With all that in place, I ran two more tests. One saw generally very little blue, but there was more blue in the experimental wells than the controls:

Left-to-right, we have three no-peptide controls, then three experimental wells, then three more no-peptide controls, then three more experimental wells. There is definitely some blue in the no-peptide controls (especially the second well from the left), but there is generally more blue in the experimental wells. Note that this test was run with a sample which had been frozen; I think that’s the most likely cause of the generally-faint blueness.

Then we got the most promising result:

The group of five experimental wells in the upper right was visibly more blue than the corresponding no-peptide negative controls below them. (The group on the left is a sample which was frozen; so now we know to use fresh samples. This is another mistake I made multiple times in earlier tests.)
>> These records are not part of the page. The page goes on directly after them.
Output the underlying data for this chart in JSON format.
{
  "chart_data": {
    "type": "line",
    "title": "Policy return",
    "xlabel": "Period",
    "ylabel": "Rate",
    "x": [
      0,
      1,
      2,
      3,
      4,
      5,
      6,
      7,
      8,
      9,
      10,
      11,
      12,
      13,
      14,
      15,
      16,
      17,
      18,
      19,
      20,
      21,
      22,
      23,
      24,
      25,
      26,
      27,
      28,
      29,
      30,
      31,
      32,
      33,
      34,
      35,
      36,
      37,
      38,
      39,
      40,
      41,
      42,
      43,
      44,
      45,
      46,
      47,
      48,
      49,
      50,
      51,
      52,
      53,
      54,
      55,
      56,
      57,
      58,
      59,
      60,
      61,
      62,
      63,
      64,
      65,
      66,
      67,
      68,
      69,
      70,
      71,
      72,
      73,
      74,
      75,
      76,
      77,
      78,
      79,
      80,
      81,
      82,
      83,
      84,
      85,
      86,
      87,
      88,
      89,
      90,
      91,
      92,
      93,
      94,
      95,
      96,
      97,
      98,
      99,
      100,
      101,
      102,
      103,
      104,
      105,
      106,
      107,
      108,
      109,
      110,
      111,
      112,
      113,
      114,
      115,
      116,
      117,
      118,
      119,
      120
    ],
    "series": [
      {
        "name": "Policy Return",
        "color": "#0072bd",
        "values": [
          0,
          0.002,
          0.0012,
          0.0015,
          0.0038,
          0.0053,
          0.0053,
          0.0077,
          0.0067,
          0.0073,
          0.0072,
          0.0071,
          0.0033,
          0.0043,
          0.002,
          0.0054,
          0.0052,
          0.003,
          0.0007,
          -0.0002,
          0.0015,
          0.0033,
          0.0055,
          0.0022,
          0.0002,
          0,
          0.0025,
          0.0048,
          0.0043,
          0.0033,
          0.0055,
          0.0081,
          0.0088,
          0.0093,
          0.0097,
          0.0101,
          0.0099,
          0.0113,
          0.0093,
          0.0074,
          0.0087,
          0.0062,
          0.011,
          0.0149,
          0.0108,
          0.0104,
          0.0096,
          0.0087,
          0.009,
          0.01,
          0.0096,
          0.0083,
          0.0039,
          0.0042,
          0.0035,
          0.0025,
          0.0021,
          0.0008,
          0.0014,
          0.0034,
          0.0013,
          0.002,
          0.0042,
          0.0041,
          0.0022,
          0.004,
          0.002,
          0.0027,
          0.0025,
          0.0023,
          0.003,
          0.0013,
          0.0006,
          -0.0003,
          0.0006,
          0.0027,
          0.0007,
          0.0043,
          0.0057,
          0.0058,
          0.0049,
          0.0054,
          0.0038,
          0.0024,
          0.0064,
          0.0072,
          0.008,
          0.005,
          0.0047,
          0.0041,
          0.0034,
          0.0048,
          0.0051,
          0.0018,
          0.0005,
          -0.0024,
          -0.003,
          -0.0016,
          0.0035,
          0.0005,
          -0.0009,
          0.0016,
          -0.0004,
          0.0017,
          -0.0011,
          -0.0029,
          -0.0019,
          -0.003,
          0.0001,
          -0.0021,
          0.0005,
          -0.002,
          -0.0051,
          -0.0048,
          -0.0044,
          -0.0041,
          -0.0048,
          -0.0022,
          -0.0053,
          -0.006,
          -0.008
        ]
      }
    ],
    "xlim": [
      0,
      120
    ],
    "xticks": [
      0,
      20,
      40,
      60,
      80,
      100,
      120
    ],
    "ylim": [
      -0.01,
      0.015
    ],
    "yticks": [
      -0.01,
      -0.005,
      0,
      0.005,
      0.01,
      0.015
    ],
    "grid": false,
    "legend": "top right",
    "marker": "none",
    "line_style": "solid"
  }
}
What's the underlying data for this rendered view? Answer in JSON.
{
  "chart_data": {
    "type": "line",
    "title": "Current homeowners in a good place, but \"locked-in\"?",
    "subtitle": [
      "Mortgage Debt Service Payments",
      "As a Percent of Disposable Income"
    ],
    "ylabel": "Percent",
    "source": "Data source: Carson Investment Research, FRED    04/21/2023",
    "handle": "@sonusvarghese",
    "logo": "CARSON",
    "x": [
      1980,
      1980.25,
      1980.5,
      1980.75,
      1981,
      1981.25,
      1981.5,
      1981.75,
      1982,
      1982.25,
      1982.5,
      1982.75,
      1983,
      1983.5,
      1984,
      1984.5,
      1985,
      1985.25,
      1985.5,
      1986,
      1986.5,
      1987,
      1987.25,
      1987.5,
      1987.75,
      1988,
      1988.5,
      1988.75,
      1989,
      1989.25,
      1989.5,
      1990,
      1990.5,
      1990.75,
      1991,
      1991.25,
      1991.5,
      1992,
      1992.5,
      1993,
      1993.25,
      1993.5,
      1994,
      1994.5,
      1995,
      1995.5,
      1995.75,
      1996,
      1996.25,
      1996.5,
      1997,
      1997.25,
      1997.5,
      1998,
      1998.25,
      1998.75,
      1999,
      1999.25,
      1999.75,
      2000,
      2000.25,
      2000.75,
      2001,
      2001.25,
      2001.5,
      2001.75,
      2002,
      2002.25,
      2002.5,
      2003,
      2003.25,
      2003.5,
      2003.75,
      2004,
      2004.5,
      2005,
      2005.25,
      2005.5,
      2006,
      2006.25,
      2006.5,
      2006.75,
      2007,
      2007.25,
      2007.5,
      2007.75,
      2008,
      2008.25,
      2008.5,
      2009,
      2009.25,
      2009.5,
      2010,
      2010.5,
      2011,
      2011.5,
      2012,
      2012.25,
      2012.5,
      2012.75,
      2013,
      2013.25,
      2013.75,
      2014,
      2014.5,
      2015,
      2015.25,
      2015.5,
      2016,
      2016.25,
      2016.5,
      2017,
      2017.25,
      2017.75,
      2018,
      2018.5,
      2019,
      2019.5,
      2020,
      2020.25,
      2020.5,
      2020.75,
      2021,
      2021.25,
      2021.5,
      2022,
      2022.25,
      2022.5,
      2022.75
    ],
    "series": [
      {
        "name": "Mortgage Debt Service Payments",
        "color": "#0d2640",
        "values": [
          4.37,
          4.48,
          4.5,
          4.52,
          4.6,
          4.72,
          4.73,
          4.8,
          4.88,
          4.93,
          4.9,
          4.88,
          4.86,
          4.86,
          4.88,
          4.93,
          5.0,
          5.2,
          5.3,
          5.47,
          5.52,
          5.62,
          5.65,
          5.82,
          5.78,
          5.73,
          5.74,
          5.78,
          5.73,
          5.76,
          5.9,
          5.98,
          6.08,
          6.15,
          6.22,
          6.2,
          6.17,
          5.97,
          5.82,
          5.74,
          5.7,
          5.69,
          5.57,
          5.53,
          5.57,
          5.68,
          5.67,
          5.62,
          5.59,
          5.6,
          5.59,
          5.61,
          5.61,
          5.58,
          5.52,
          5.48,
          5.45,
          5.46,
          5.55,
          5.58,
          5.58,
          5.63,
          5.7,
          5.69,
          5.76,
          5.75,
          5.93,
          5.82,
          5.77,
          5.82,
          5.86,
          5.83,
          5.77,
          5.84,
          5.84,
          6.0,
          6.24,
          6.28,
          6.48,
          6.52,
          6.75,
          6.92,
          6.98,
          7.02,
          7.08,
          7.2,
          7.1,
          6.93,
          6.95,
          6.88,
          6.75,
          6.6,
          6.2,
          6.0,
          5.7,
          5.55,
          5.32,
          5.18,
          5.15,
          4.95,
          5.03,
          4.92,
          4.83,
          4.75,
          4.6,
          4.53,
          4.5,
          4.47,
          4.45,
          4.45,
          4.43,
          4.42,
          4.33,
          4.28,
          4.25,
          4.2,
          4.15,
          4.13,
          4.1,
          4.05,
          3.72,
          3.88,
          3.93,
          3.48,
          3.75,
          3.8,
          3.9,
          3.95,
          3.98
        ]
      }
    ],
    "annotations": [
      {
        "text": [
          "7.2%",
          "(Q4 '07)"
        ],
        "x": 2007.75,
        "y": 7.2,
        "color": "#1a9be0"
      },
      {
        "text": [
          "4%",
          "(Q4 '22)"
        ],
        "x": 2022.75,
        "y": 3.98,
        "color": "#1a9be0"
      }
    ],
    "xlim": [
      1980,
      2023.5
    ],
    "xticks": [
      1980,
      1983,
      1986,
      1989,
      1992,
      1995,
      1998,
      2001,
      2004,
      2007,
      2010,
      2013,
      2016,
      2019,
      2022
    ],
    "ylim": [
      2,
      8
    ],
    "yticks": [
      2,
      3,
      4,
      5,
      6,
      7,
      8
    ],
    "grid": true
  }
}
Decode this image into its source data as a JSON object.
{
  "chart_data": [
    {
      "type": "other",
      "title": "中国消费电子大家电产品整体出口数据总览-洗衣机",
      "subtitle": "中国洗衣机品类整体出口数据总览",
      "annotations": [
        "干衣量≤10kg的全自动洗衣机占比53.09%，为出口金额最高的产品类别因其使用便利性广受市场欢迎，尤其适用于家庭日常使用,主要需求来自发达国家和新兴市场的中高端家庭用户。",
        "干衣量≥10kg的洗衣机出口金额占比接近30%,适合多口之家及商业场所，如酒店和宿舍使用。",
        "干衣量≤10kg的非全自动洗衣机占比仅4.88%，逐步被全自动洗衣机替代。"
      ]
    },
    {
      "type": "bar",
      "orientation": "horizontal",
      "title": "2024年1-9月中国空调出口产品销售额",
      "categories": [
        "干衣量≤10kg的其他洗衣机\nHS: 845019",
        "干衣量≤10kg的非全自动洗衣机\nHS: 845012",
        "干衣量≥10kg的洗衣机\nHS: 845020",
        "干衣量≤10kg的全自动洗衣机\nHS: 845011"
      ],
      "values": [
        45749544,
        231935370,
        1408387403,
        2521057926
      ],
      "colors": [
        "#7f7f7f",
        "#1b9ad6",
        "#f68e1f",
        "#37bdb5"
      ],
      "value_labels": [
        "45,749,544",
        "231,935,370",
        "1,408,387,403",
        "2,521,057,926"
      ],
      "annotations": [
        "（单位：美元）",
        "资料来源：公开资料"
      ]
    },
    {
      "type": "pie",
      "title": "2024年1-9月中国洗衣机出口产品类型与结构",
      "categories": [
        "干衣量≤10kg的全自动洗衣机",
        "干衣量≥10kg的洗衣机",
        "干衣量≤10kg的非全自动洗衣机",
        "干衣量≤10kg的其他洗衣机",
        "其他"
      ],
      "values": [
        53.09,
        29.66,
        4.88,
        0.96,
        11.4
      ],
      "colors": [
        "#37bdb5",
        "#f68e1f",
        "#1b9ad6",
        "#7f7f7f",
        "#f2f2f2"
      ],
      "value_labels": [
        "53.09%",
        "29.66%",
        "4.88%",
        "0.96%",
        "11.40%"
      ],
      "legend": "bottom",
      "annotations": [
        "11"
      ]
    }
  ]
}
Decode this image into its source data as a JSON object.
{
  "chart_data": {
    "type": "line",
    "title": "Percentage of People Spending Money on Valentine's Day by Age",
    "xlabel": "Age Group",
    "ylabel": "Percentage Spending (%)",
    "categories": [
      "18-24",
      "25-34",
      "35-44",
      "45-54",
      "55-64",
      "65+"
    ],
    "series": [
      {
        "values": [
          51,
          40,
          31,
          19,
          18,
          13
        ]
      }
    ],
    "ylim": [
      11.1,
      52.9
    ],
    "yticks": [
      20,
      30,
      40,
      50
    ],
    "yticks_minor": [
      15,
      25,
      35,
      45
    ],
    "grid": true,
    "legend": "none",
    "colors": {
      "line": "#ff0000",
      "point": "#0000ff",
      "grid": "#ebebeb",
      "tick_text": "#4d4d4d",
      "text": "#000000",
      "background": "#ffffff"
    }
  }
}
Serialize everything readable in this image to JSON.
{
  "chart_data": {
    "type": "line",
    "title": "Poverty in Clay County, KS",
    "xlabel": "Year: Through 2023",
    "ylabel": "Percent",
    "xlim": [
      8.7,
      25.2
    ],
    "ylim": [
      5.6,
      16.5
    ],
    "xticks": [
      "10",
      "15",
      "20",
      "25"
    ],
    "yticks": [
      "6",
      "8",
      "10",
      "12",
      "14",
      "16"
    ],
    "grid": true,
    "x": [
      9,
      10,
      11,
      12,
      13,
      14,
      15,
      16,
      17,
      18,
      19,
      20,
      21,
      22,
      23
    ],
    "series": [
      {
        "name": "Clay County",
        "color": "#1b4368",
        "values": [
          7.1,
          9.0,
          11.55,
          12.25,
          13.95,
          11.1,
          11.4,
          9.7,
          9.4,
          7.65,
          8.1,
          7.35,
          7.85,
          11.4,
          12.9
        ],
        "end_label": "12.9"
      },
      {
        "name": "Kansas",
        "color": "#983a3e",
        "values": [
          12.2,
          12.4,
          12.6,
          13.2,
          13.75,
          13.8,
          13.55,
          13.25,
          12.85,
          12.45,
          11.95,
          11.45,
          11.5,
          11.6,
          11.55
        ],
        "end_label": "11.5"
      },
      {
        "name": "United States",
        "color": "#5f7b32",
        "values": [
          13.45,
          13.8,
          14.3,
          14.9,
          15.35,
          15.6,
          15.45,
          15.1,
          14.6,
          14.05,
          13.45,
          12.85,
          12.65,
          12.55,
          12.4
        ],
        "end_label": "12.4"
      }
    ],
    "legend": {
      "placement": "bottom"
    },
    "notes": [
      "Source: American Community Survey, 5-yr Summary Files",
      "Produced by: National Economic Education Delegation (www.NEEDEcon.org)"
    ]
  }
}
On the other hand, I’m still not able to get consistent results. I ran one more test the next day, just a single fresh sample with a whole bunch of experimental wells and no-peptide controls, and there was no visible difference between the controls and the experimental wells:

Experimental and control wells are in alternating rows. The last two columns are no-sample controls.

So, bottom line: the two positive results, especially the second, are more than I’d expect to see from noise after having run this many tests. But they’re still definitely not knock-down unambiguous evidence, and there’s still a lot of test-to-test variability which I’m unable to account for.

Going Forward

Mainstream vaccines will be available to the general populace here starting two weeks from today, so this project is probably reaching its end soon. We may run another test or two, but I probably won’t have another post. Conditional on any more tests, I will put up a shortform summarizing whatever results we see.